To the outsider, the decision of this unlettered, but strong-souled young daughter of the hills is perhaps rather startling. But to Tot there was nothing so very extraordinary about it. To her, duty was duty, and nothing more—or less.
When Mrs. Mason rapped lightly at the door of the blue-and-white bedroom on the following morning, she received no response. She opened the door and went in, and found the bed not only empty, but undisturbed. Shortly afterward, the colonel's wife found that Tot's calico dress was gone; and in its place lay the white garments and the shoes and stockings that Tot had worn the evening before.
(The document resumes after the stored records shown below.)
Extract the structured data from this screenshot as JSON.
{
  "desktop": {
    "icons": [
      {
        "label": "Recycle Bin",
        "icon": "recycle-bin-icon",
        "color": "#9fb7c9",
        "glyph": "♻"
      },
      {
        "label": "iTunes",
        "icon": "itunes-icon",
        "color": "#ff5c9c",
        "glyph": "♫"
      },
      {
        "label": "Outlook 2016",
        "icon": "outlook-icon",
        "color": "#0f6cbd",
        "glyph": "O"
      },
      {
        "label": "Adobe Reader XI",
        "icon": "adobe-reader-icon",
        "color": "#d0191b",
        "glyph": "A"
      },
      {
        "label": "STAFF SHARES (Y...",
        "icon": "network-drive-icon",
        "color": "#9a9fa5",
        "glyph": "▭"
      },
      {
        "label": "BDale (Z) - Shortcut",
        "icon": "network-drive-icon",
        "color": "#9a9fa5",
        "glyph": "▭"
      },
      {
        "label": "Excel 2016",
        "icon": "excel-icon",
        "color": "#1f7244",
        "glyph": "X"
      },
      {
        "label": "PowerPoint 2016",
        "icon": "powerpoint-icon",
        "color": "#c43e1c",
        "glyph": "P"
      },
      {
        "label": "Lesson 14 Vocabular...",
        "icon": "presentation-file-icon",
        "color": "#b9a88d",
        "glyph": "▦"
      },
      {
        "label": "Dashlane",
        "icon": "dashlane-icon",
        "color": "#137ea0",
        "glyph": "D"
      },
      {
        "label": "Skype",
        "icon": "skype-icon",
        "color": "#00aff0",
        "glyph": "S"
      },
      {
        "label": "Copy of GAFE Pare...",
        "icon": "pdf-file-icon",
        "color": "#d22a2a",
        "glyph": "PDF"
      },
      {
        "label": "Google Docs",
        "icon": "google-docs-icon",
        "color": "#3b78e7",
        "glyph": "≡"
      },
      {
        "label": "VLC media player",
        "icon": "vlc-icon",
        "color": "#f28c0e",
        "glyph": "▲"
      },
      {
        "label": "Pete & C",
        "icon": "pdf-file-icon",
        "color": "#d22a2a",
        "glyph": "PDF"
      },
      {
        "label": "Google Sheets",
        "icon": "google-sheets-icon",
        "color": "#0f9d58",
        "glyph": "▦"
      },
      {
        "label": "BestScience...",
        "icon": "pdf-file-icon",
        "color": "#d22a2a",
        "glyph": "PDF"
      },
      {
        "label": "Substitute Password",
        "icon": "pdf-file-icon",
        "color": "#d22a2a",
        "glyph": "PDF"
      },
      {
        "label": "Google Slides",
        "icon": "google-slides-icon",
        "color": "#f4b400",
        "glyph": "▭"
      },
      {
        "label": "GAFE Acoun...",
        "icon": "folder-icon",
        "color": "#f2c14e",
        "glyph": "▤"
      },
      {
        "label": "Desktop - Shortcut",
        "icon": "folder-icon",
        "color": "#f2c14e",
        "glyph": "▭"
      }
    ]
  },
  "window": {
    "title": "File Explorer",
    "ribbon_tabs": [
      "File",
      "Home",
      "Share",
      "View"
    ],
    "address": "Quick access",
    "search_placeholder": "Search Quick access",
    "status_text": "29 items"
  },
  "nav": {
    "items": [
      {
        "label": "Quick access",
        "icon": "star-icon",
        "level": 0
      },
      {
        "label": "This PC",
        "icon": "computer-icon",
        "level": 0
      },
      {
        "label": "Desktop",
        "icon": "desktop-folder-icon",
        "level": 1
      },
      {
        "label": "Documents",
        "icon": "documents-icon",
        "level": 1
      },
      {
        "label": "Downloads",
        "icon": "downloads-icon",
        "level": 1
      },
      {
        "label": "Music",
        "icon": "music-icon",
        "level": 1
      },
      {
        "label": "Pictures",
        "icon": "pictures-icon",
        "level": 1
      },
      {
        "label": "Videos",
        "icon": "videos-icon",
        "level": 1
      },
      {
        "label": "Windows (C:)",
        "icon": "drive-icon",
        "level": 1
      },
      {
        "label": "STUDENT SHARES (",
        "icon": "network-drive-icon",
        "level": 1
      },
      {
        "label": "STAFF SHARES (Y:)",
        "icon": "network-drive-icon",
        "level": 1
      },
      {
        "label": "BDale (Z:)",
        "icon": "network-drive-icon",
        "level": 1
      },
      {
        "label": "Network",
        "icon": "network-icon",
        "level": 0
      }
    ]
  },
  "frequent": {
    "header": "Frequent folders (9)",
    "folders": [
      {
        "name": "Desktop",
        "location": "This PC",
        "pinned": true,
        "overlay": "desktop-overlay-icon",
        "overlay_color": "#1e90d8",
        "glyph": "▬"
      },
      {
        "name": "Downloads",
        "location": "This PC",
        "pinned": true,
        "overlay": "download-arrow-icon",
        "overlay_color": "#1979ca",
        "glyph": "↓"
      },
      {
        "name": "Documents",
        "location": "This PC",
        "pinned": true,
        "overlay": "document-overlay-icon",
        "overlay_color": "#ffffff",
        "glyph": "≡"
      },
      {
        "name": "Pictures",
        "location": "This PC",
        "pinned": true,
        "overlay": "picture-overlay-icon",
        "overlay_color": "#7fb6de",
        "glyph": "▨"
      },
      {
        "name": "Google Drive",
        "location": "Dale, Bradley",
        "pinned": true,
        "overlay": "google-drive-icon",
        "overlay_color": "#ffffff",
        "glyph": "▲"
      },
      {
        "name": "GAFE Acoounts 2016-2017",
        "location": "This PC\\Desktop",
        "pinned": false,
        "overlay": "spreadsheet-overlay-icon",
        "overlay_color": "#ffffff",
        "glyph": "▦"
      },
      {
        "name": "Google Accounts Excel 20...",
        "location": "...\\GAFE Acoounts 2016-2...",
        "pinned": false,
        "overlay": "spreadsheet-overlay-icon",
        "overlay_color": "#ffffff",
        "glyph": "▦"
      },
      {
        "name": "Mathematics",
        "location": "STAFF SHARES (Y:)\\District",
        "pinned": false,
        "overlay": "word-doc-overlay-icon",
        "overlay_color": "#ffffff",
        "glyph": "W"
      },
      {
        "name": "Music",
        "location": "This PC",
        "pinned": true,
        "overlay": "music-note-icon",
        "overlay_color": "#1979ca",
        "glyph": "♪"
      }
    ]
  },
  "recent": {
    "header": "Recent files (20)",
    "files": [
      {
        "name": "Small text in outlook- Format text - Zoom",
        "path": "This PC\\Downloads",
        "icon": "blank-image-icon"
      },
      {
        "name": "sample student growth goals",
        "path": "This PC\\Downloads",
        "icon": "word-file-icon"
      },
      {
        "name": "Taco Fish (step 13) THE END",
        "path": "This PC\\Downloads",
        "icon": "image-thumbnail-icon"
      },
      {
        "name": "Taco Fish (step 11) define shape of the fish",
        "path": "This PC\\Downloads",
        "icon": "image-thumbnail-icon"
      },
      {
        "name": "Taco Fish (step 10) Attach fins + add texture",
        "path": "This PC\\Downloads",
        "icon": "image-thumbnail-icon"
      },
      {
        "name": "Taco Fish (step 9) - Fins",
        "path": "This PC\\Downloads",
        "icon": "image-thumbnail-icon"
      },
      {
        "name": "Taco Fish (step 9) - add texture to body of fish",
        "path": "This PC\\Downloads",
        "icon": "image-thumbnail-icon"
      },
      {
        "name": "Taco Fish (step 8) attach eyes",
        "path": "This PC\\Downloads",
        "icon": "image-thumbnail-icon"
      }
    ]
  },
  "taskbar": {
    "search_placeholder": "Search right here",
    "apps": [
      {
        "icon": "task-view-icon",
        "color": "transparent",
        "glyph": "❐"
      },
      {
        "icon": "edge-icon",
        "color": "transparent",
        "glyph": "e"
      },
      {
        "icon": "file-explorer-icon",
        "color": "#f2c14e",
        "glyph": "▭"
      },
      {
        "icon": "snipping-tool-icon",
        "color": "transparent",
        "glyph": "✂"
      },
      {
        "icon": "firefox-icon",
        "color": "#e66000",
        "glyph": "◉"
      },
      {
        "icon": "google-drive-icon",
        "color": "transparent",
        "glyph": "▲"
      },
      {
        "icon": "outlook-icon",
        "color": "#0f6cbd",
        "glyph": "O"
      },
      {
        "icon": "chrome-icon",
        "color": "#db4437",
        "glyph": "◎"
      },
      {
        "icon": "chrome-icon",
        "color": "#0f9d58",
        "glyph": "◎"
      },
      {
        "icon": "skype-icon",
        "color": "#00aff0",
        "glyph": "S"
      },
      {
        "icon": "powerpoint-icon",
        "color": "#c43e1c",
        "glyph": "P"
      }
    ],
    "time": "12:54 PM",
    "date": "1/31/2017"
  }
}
Mrs. Mason hurried downstairs and met Wolfe in the hallway. He seemed anxious.
"Mother," his voice troubled, "when I woke this morning, my revolver was gone from my holster, and the deputy shield from my coat. What do you suppose became of them? Do you think Mayfield——?"
"I believe I can explain, Arnold," she interrupted breathlessly. "The girl, too, is gone!"
"After Mayfield!" he cried.
"I have no doubt of it, Arnold. She probably thinks your officer badge gives her plenty of authority!"